I should know better than to engage in a battle of wills with a toddler, especially my toddler.  Bear does not have a lot of “rules” at home, and she is a fairly cooperative child most of the time.  When I ask her to help me pick up her toys or her books, she will help.  Mealtimes are not a battle ground.  Bear eats what she wants, and if she doesn’t want to eat anything, we don’t force her.  If she doesn’t want to sleep at nap time, I tell her that she doesn’t have to.  Instead, she can sit in her crib surrounded by books and entertain herself until inevitably, she falls asleep.

Discipline has not been an issue in our house.  I do not hit my child.  I do not enforce traditional time-outs.  Instead, we try to be consistent and set reasonable boundaries and try not to expect more than Bear is developmentally capable of.  For the most part, our ideas about acceptable behavior and Bear’s wants and desires seem to coincide.  Maybe we have just been lucky so far.

At home, if Bear wanted to lick the floor, I would explain why she shouldn’t, but I would not make a big deal about it.  However, at music class, I have a real issue with her licking the mat, not only because it is disgusting and it spreads germs, but because Bear is a very intelligent and capable little girl, and this behavior reminds me of something that you would see from a wild animal.  It seems completely uncharacteristic of her.   However, even beyond this, Bear is obviously testing me, and I have struggled to decide if this behavior calls for a response.

For the first several weeks, I calmly asked Bear to stop or attempted to redirect her back to the group activity.  Last week when the licking began, I pulled her onto my lap and whispered in her ear.  I did this several times, and the last time, I told her that if she did not stop that we would have to go sit outside of the class.  She stopped.

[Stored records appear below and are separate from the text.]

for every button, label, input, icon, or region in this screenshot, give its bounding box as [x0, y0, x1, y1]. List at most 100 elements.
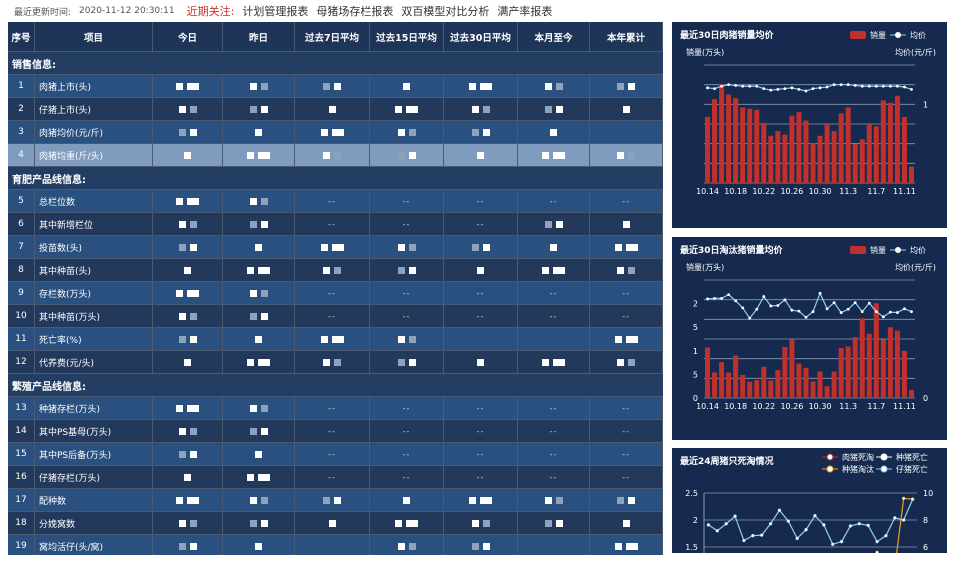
series-point [822, 523, 826, 527]
legend-label: 均价 [910, 30, 926, 40]
masked-value [544, 82, 552, 90]
table-row[interactable]: 19 窝均活仔(头/窝) [8, 535, 663, 555]
table-row[interactable]: 1 肉猪上市(头) [8, 75, 663, 98]
table-row[interactable]: 6 其中新增栏位 -- -- -- [8, 213, 663, 236]
masked-value [471, 519, 479, 527]
masked-value [178, 427, 186, 435]
table-cell: -- [370, 420, 444, 442]
row-item-label: 其中种苗(头) [35, 259, 153, 281]
table-row[interactable]: 8 其中种苗(头) [8, 259, 663, 282]
masked-value [397, 542, 405, 550]
row-number: 2 [8, 98, 35, 120]
masked-value [260, 197, 268, 205]
table-row[interactable]: 7 投苗数(头) [8, 236, 663, 259]
table-row[interactable]: 11 死亡率(%) [8, 328, 663, 351]
bar [824, 386, 830, 398]
price-point [790, 86, 794, 90]
bar [824, 124, 830, 183]
table-cell [590, 328, 663, 350]
chart-panel-mortality: 最近24周猪只死淘情况 肉猪死淘 种猪死亡 种猪淘汰 仔猪死亡 2.5 10 2 8 1.5 6 [672, 448, 947, 553]
table-cell: -- [590, 397, 663, 419]
masked-value [544, 496, 552, 504]
masked-value [544, 519, 552, 527]
table-row[interactable]: 3 肉猪均价(元/斤) [8, 121, 663, 144]
cell-value: -- [476, 219, 485, 229]
masked-value [255, 335, 262, 343]
table-cell [153, 98, 223, 120]
price-point [776, 87, 780, 91]
row-number: 7 [8, 236, 35, 258]
table-cell [153, 466, 223, 488]
table-cell [295, 328, 370, 350]
masked-value [482, 519, 490, 527]
table-cell [444, 328, 518, 350]
table-row[interactable]: 16 仔猪存栏(万头) -- -- -- -- -- [8, 466, 663, 489]
masked-value [408, 335, 416, 343]
table-row[interactable]: 12 代养费(元/头) [8, 351, 663, 374]
link-full-production-report[interactable]: 满产率报表 [497, 5, 553, 18]
price-point [762, 295, 766, 298]
row-item-label: 总栏位数 [35, 190, 153, 212]
masked-value [249, 82, 257, 90]
table-row[interactable]: 18 分娩窝数 [8, 512, 663, 535]
legend-marker [880, 453, 888, 461]
table-cell [153, 121, 223, 143]
masked-value [408, 266, 416, 274]
table-row[interactable]: 4 肉猪均重(斤/头) [8, 144, 663, 167]
masked-value [334, 266, 341, 274]
masked-value [320, 243, 328, 251]
cell-value: -- [476, 196, 485, 206]
x-tick-label: 10.30 [809, 187, 832, 196]
row-number: 15 [8, 443, 35, 465]
table-cell [444, 144, 518, 166]
table-row[interactable]: 17 配种数 [8, 489, 663, 512]
table-row[interactable]: 14 其中PS基母(万头) -- -- -- -- -- [8, 420, 663, 443]
chart-title: 最近30日肉猪销量均价 [680, 29, 775, 41]
masked-value [553, 266, 565, 274]
legend-label: 种猪淘汰 [842, 464, 874, 474]
table-cell: -- [295, 213, 370, 235]
table-row[interactable]: 5 总栏位数 -- -- -- -- -- [8, 190, 663, 213]
table-cell: -- [444, 466, 518, 488]
series-point [715, 529, 720, 533]
table-cell: -- [518, 443, 590, 465]
table-row[interactable]: 9 存栏数(万头) -- -- -- -- -- [8, 282, 663, 305]
column-header: 本月至今 [518, 22, 590, 51]
masked-value [334, 82, 341, 90]
masked-value [189, 542, 197, 550]
row-number: 16 [8, 466, 35, 488]
table-row[interactable]: 15 其中PS后备(万头) -- -- -- -- -- [8, 443, 663, 466]
link-model-comparison[interactable]: 双百模型对比分析 [401, 5, 490, 18]
price-point [874, 310, 878, 314]
series-point [768, 522, 773, 526]
table-row[interactable]: 10 其中种苗(万头) -- -- -- -- -- [8, 305, 663, 328]
table-cell [295, 489, 370, 511]
row-item-label: 肉猪上市(头) [35, 75, 153, 97]
masked-value [249, 312, 257, 320]
legend-line-marker [895, 32, 901, 38]
price-point [755, 307, 759, 311]
section-title: 销售信息: [12, 59, 56, 71]
table-cell: -- [444, 420, 518, 442]
row-item-label: 死亡率(%) [35, 328, 153, 350]
x-tick-label: 10.30 [809, 402, 832, 411]
legend-label: 销量 [870, 30, 886, 40]
bar [768, 135, 774, 183]
masked-value [477, 358, 484, 366]
table-cell [370, 489, 444, 511]
masked-value [189, 220, 197, 228]
series-point [777, 508, 782, 513]
masked-value [178, 128, 186, 136]
price-point [706, 86, 709, 90]
masked-value [331, 335, 344, 343]
update-time: 2020-11-12 20:30:11 [79, 6, 175, 16]
link-sow-inventory-report[interactable]: 母猪场存栏报表 [316, 5, 394, 18]
price-point [797, 87, 801, 91]
bar [866, 333, 872, 398]
table-row[interactable]: 13 种猪存栏(万头) -- -- -- -- -- [8, 397, 663, 420]
x-tick-label: 10.26 [780, 187, 803, 196]
table-row[interactable]: 2 仔猪上市(头) [8, 98, 663, 121]
link-plan-report[interactable]: 计划管理报表 [242, 5, 309, 18]
masked-value [323, 82, 330, 90]
series-point [759, 533, 764, 537]
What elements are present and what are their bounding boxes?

This week, she began licking the mat and then looking at me, inviting a response, and I silently picked her up and took her outside the class.  We sat on a bench for a few minutes and talked about why we shouldn’t lick the mat.  I reminded her that if she did it again, that we would leave the class again.  She did it again, and again, we left.  I let her return to the class with one more reminder.  If she continued to lick the mat, we would go home and she would miss her favorite part of the class where she gets stamps on both hands and her stomach.  She nodded her head and said that she understood.

Within a minute of returning to class, she was back on her stomach licking.  Without saying a word, I picked her up, grabbed my purse and our shoes, and we left.  Bear began howling NO as I carried her down the hall.  She began wailing in the car and crying for Daddy and even for the dog.  I was sad, because I knew that she was missing her favorite part of the class.  She waits for this class all week, and all weekend, she shows off her stamps.  It was hard to not want to take her back inside and let her stand in line for her stamps.

I called my husband on the way home, and he said that he agreed with my response.  Even so, I can’t help but wonder if I am making too big of deal out of this licking.  It is important to be consistent, but it is also important to pick your battles.  I am worried that I’ve chosen the wrong one to fight, and now that I have made my stance clear, I can’t drop it.  We may never make it through another music class again.

It is hard to know which lines are the ones that should be drawn.  If Bear had been repeatedly hitting another child, my response would have been unquestioned.  But, was this one of those moments?  I just don’t know.